The next step was to announce my noble intentions to the world. With a million questioning glances and after a couple of boasts, I’d have to keep up to my decision – at least to save my pride. Nothing succeeds like the fear of failure. So, I chose two candidates for this highly esteemed designation – my colleague and another friend (positively carnivorous themselves) who I’d be in touch with daily. Their reactions ranged from astonishment to anguish to pure perplexity. I must admit, their bewildered expressions were totally priceless.

Finally, the day dawned brightly sunny and nice – it happened to be a holiday! Rotten luck! With maternal instincts rising to a record high on such occasions, the best way to display love is by dishing out delicious food. And, my mother did just that! Devious thoughts flitted across like a million butterflies every time I looked at that delectably curry sitting pretty on the dining table. Why couldn’t I start tomorrow? Do I really have to go vegan? But, the principal reason why I’d embarked on such a mission flashed across the retina of my mind. I chose to go vegan out of my own personal whim (however foolish that may sound) and more importantly, it gave me a chance to understand how it feels like to give up (voluntary, I emphasize) an integral part of your life to yet another central element.
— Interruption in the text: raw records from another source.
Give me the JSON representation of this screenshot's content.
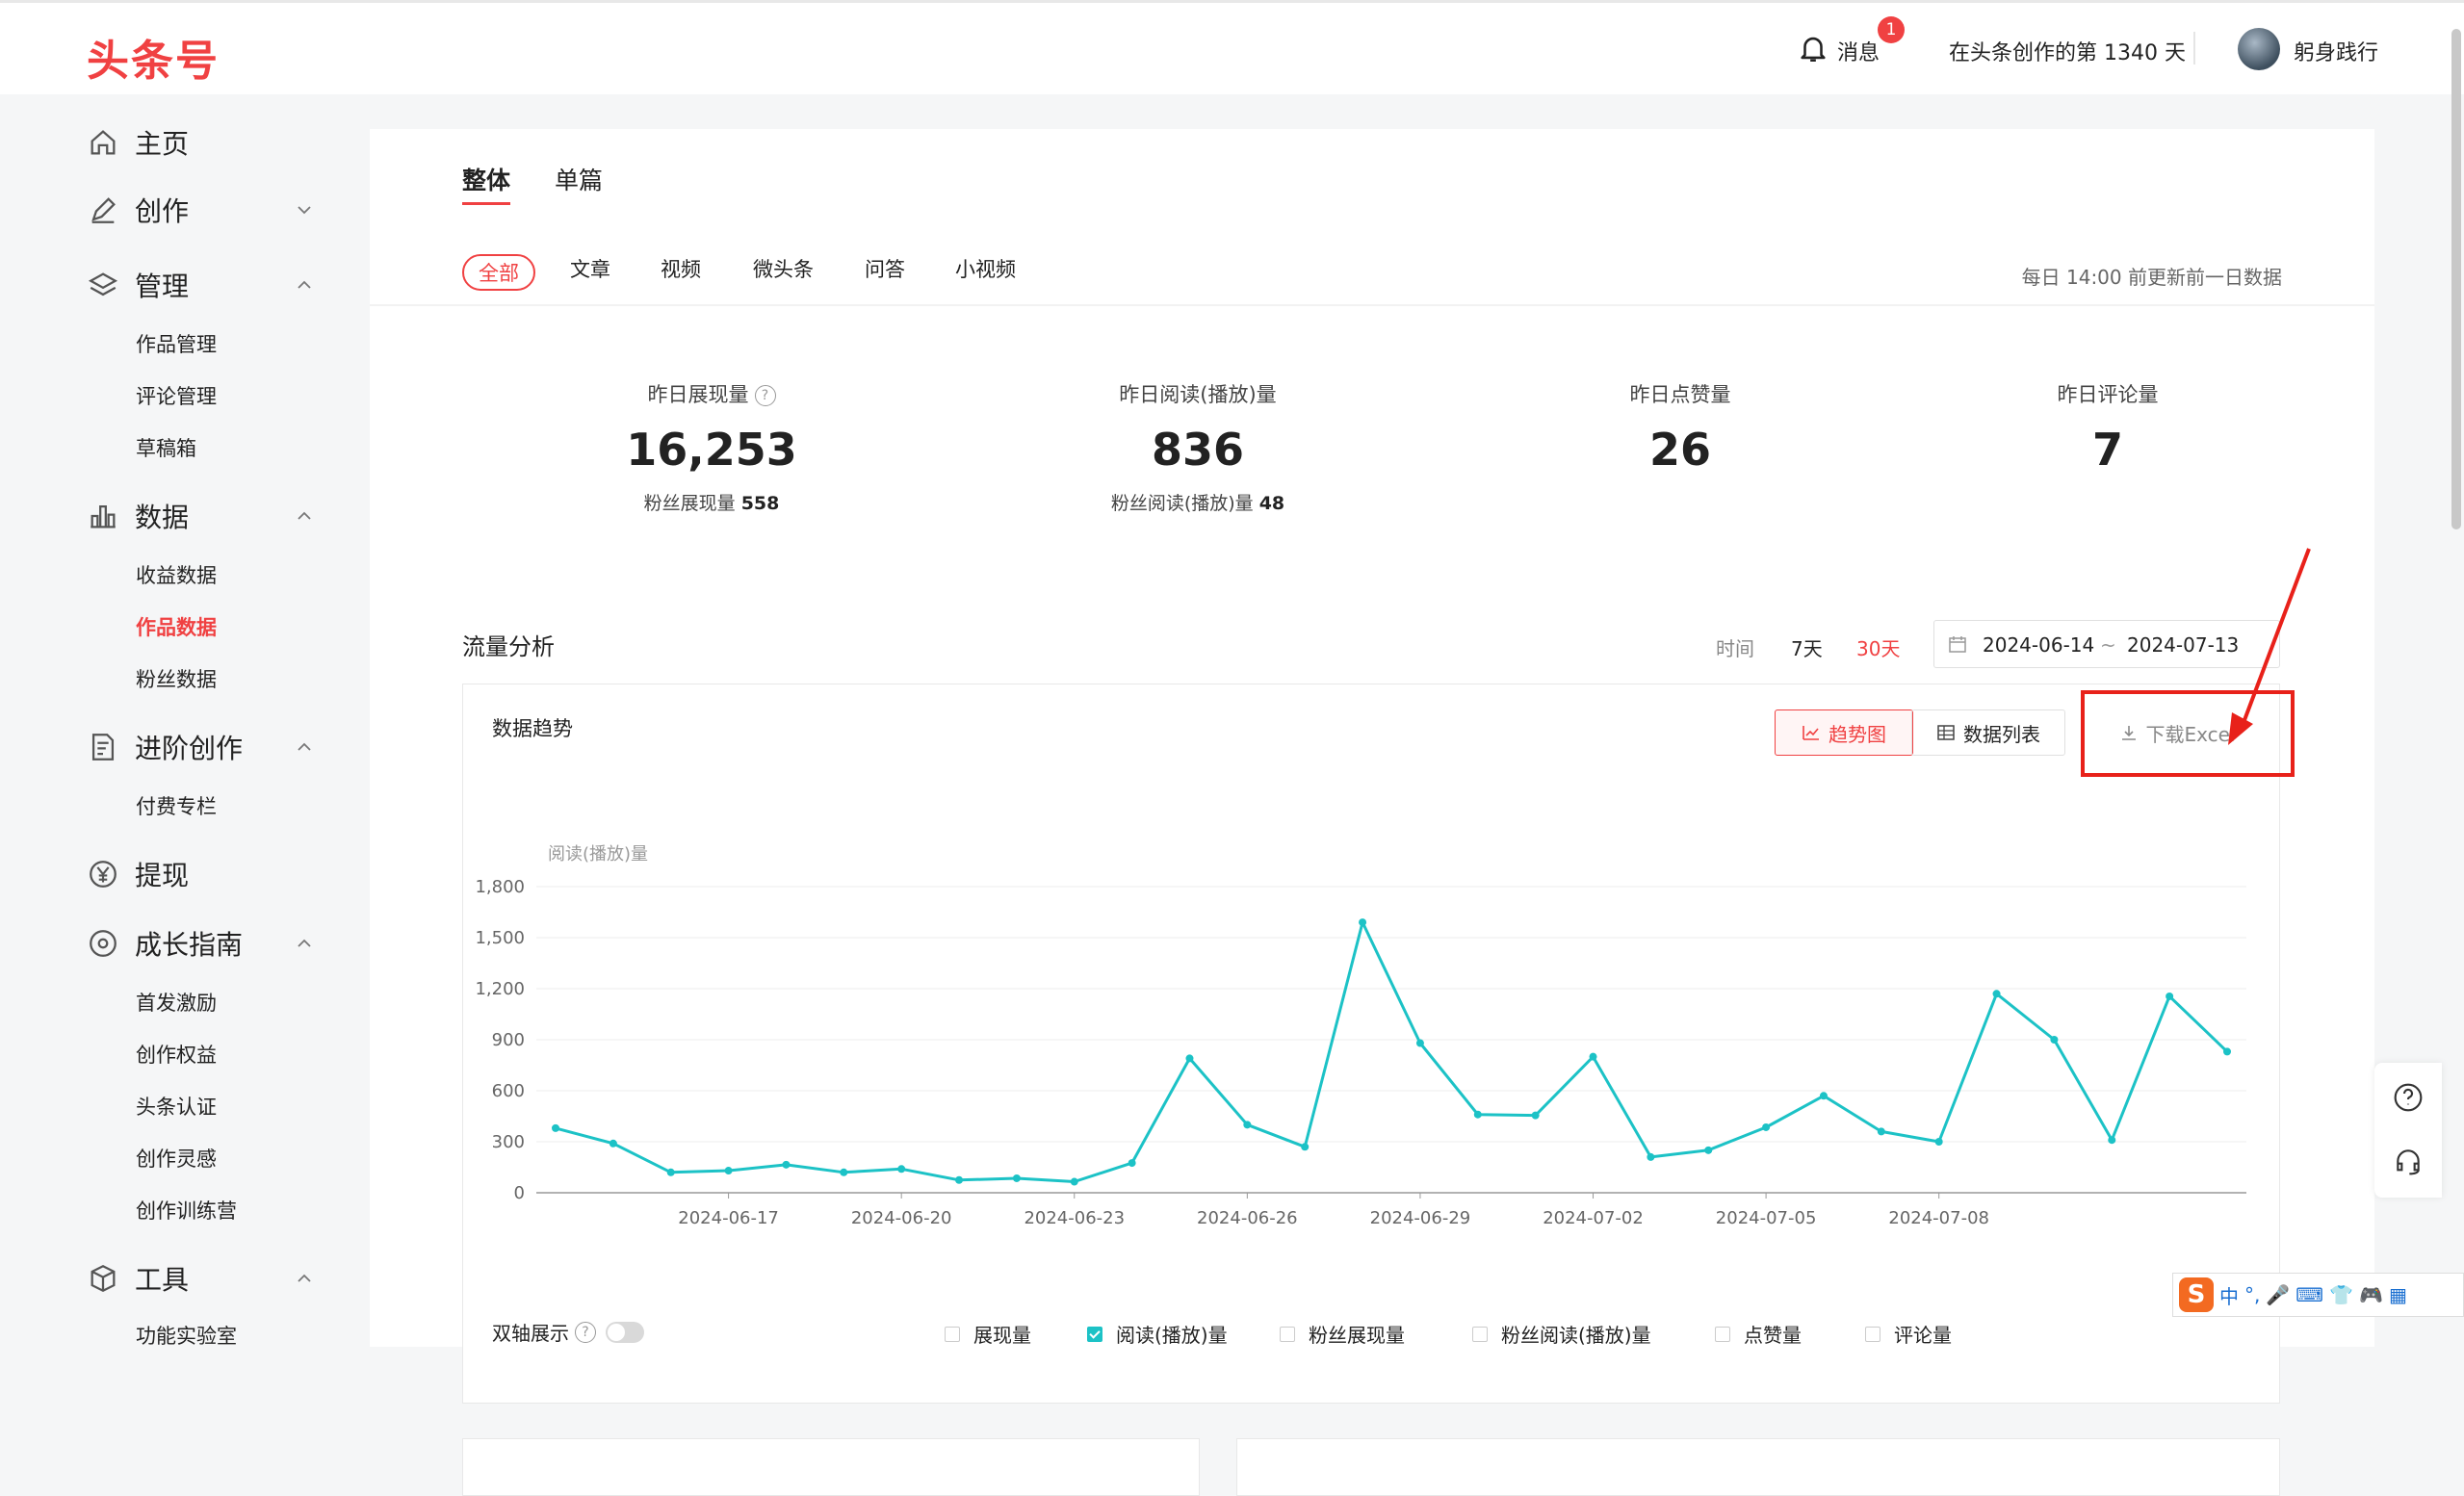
{
  "header": {
    "logo": "头条号",
    "messages_label": "消息",
    "messages_badge": "1",
    "creation_days": "在头条创作的第 1340 天",
    "username": "躬身践行"
  },
  "sidebar": {
    "home": "主页",
    "create": "创作",
    "manage": "管理",
    "manage_items": [
      "作品管理",
      "评论管理",
      "草稿箱"
    ],
    "data": "数据",
    "data_items": [
      "收益数据",
      "作品数据",
      "粉丝数据"
    ],
    "advanced": "进阶创作",
    "advanced_items": [
      "付费专栏"
    ],
    "withdraw": "提现",
    "growth": "成长指南",
    "growth_items": [
      "首发激励",
      "创作权益",
      "头条认证",
      "创作灵感",
      "创作训练营"
    ],
    "tools": "工具",
    "tools_items": [
      "功能实验室"
    ]
  },
  "tabs": [
    "整体",
    "单篇"
  ],
  "filters": [
    "全部",
    "文章",
    "视频",
    "微头条",
    "问答",
    "小视频"
  ],
  "update_note": "每日 14:00 前更新前一日数据",
  "stats": [
    {
      "title": "昨日展现量",
      "value": "16,253",
      "sub_label": "粉丝展现量",
      "sub_value": "558"
    },
    {
      "title": "昨日阅读(播放)量",
      "value": "836",
      "sub_label": "粉丝阅读(播放)量",
      "sub_value": "48"
    },
    {
      "title": "昨日点赞量",
      "value": "26"
    },
    {
      "title": "昨日评论量",
      "value": "7"
    }
  ],
  "traffic": {
    "title": "流量分析",
    "time_label": "时间",
    "range_7": "7天",
    "range_30": "30天",
    "date_start": "2024-06-14",
    "date_sep": "~",
    "date_end": "2024-07-13"
  },
  "trend": {
    "title": "数据趋势",
    "btn_trend": "趋势图",
    "btn_list": "数据列表",
    "btn_download": "下载Excel",
    "dual_axis": "双轴展示",
    "legend": [
      {
        "label": "展现量",
        "checked": false
      },
      {
        "label": "阅读(播放)量",
        "checked": true
      },
      {
        "label": "粉丝展现量",
        "checked": false
      },
      {
        "label": "粉丝阅读(播放)量",
        "checked": false
      },
      {
        "label": "点赞量",
        "checked": false
      },
      {
        "label": "评论量",
        "checked": false
      }
    ]
  },
  "chart_data": {
    "type": "line",
    "ylabel": "阅读(播放)量",
    "ylim": [
      0,
      1800
    ],
    "yticks": [
      "0",
      "300",
      "600",
      "900",
      "1,200",
      "1,500",
      "1,800"
    ],
    "xtick_labels": [
      "2024-06-17",
      "2024-06-20",
      "2024-06-23",
      "2024-06-26",
      "2024-06-29",
      "2024-07-02",
      "2024-07-05",
      "2024-07-08"
    ],
    "x": [
      "2024-06-14",
      "2024-06-15",
      "2024-06-16",
      "2024-06-17",
      "2024-06-18",
      "2024-06-19",
      "2024-06-20",
      "2024-06-21",
      "2024-06-22",
      "2024-06-23",
      "2024-06-24",
      "2024-06-25",
      "2024-06-26",
      "2024-06-27",
      "2024-06-28",
      "2024-06-29",
      "2024-06-30",
      "2024-07-01",
      "2024-07-02",
      "2024-07-03",
      "2024-07-04",
      "2024-07-05",
      "2024-07-06",
      "2024-07-07",
      "2024-07-08",
      "2024-07-09",
      "2024-07-10",
      "2024-07-11",
      "2024-07-12",
      "2024-07-13"
    ],
    "series": [
      {
        "name": "阅读(播放)量",
        "color": "#1cc2c6",
        "values": [
          380,
          290,
          120,
          130,
          165,
          120,
          140,
          75,
          85,
          65,
          175,
          790,
          400,
          270,
          1590,
          880,
          460,
          455,
          800,
          210,
          250,
          385,
          570,
          360,
          300,
          1170,
          900,
          310,
          1155,
          830
        ]
      }
    ],
    "grid": true
  },
  "colors": {
    "accent": "#f04142",
    "series": "#1cc2c6",
    "highlight": "#e8211a"
  }
}
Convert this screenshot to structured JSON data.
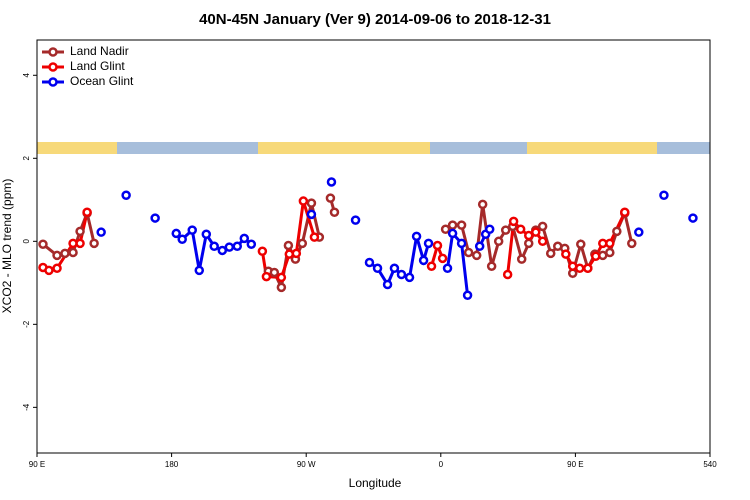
{
  "chart_data": {
    "type": "line",
    "title": "40N-45N January (Ver 9)   2014-09-06 to 2018-12-31",
    "x_label": "Longitude",
    "y_label": "XCO2 - MLO trend (ppm)",
    "xlim": [
      90,
      540
    ],
    "ylim": [
      -5.1,
      4.85
    ],
    "xticks": [
      {
        "value": 90,
        "label": "90 E"
      },
      180,
      {
        "value": 270,
        "label": "90 W"
      },
      {
        "value": 360,
        "label": "0"
      },
      {
        "value": 450,
        "label": "90 E"
      },
      540
    ],
    "yticks": [
      4,
      2,
      0,
      -2,
      -4
    ],
    "legend": "top-left",
    "series": [
      {
        "name": "Land Nadir",
        "color": "#a52a2a",
        "x": [
          94.0,
          103.4,
          108.7,
          114.1,
          118.8,
          123.5,
          128.2,
          null,
          244.7,
          248.7,
          253.4,
          258.1,
          262.8,
          267.4,
          273.5,
          278.8,
          null,
          286.2,
          288.9,
          null,
          363.2,
          367.9,
          373.9,
          378.6,
          384.0,
          388.0,
          394.0,
          398.7,
          403.4,
          408.1,
          414.1,
          418.8,
          423.5,
          428.1,
          433.5,
          438.2,
          442.9,
          448.2,
          453.6,
          458.3,
          463.0,
          468.3,
          473.0,
          477.7,
          483.0,
          487.7
        ],
        "values": [
          -0.07,
          -0.34,
          -0.29,
          -0.27,
          0.24,
          0.68,
          -0.05,
          null,
          -0.72,
          -0.75,
          -1.11,
          -0.1,
          -0.43,
          -0.05,
          0.92,
          0.1,
          null,
          1.04,
          0.7,
          null,
          0.29,
          0.39,
          0.39,
          -0.27,
          -0.34,
          0.89,
          -0.6,
          0,
          0.27,
          0.36,
          -0.43,
          -0.05,
          0.27,
          0.36,
          -0.29,
          -0.12,
          -0.17,
          -0.77,
          -0.07,
          -0.65,
          -0.31,
          -0.34,
          -0.27,
          0.24,
          0.68,
          -0.05
        ]
      },
      {
        "name": "Land Glint",
        "color": "#ee0000",
        "x": [
          94.0,
          98.0,
          103.4,
          114.1,
          118.8,
          123.5,
          null,
          240.7,
          243.4,
          253.4,
          258.7,
          263.4,
          268.1,
          275.5,
          null,
          353.8,
          357.8,
          361.2,
          null,
          404.7,
          408.7,
          413.4,
          418.8,
          423.5,
          428.1,
          null,
          443.6,
          448.2,
          452.9,
          458.3,
          463.6,
          468.3,
          473.0,
          483.0
        ],
        "values": [
          -0.63,
          -0.7,
          -0.65,
          -0.05,
          -0.05,
          0.7,
          null,
          -0.24,
          -0.85,
          -0.87,
          -0.31,
          -0.29,
          0.97,
          0.1,
          null,
          -0.6,
          -0.1,
          -0.41,
          null,
          -0.8,
          0.48,
          0.29,
          0.14,
          0.22,
          0,
          null,
          -0.31,
          -0.6,
          -0.65,
          -0.65,
          -0.36,
          -0.05,
          -0.05,
          0.7
        ]
      },
      {
        "name": "Ocean Glint",
        "color": "#0000ee",
        "x": [
          132.9,
          null,
          149.6,
          null,
          169.0,
          null,
          183.1,
          187.1,
          193.8,
          198.5,
          203.2,
          208.5,
          213.9,
          218.6,
          223.9,
          228.6,
          233.3,
          null,
          273.5,
          null,
          286.9,
          null,
          303.0,
          null,
          312.3,
          317.7,
          324.4,
          329.0,
          333.7,
          339.1,
          343.8,
          348.5,
          351.8,
          null,
          364.5,
          367.9,
          373.9,
          377.9,
          null,
          386.0,
          390.0,
          392.7,
          null,
          492.4,
          null,
          509.2,
          null,
          528.6
        ],
        "values": [
          0.22,
          null,
          1.11,
          null,
          0.56,
          null,
          0.19,
          0.05,
          0.27,
          -0.7,
          0.17,
          -0.12,
          -0.22,
          -0.14,
          -0.12,
          0.07,
          -0.07,
          null,
          0.65,
          null,
          1.43,
          null,
          0.51,
          null,
          -0.51,
          -0.65,
          -1.04,
          -0.65,
          -0.8,
          -0.87,
          0.12,
          -0.46,
          -0.05,
          null,
          -0.65,
          0.19,
          -0.05,
          -1.3,
          null,
          -0.12,
          0.17,
          0.29,
          null,
          0.22,
          null,
          1.11,
          null,
          0.56
        ]
      }
    ]
  }
}
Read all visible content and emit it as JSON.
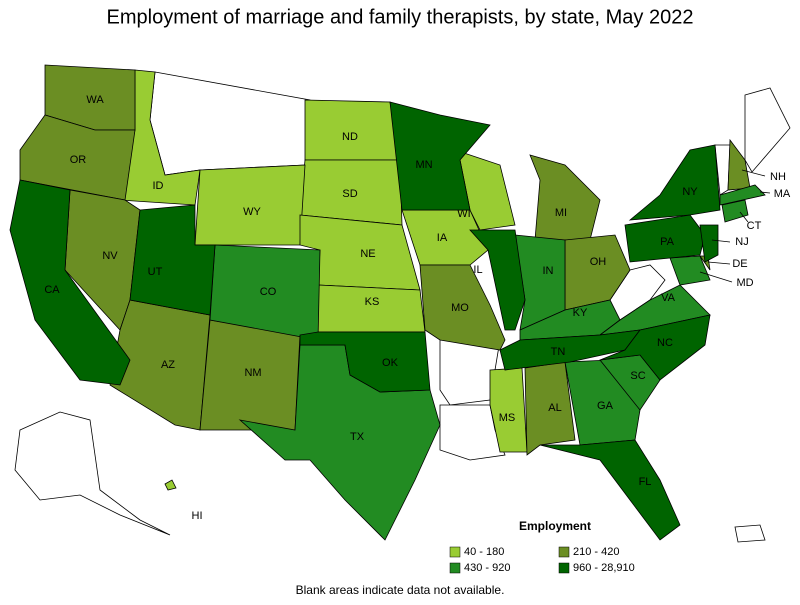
{
  "title": "Employment of marriage and family therapists, by state, May 2022",
  "legend": {
    "title": "Employment",
    "items": [
      {
        "label": "40 - 180",
        "color": "#99cc33",
        "states": [
          "ID",
          "ND",
          "SD",
          "WY",
          "NE",
          "KS",
          "IA",
          "WI",
          "MS",
          "HI"
        ]
      },
      {
        "label": "210 - 420",
        "color": "#6b8e23",
        "states": [
          "WA",
          "OR",
          "NV",
          "AZ",
          "NM",
          "MO",
          "MI",
          "OH",
          "AL",
          "NH",
          "DE"
        ]
      },
      {
        "label": "430 - 920",
        "color": "#228b22",
        "states": [
          "CO",
          "TX",
          "IN",
          "KY",
          "VA",
          "GA",
          "SC",
          "MA",
          "CT",
          "MD"
        ]
      },
      {
        "label": "960 - 28,910",
        "color": "#006400",
        "states": [
          "CA",
          "UT",
          "MN",
          "IL",
          "OK",
          "TN",
          "NC",
          "FL",
          "NY",
          "PA",
          "NJ"
        ]
      }
    ]
  },
  "footnote": "Blank areas indicate data not available."
}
I guess that did the trick – I felt incredibly happy at having added an ounce of discipline to my usually chaotic lifestyle.

No, it still wasn’t a lark. The first day was the most difficult and as the day progressed, withdrawal symptoms began to raise their ugly heads. I nearly ended up with a mighty nasty headache! Putting it as an intense test of patience would be an understatement – it shook my steely cores and turned it into shaky jelly. I even thought I’d stick to this for ten days and later see where the winds of destiny (aided by sails of human fortitude) take my humble plans.

On a closer inspection, you would realize that it’s hardly been two days since I’d taken the vegan plunge. As I write this, day three looms large and at times like these, the grotesque figures of the veggies dance before my eyes and my will power is at its weakest, ready to give in to temptation. But, ours is just to try and not to reason why. Mind you, I still consider egg to be vegetarian. I’m contemplating on adding fish to that list! Now, that’s some food for thought, isn’t it?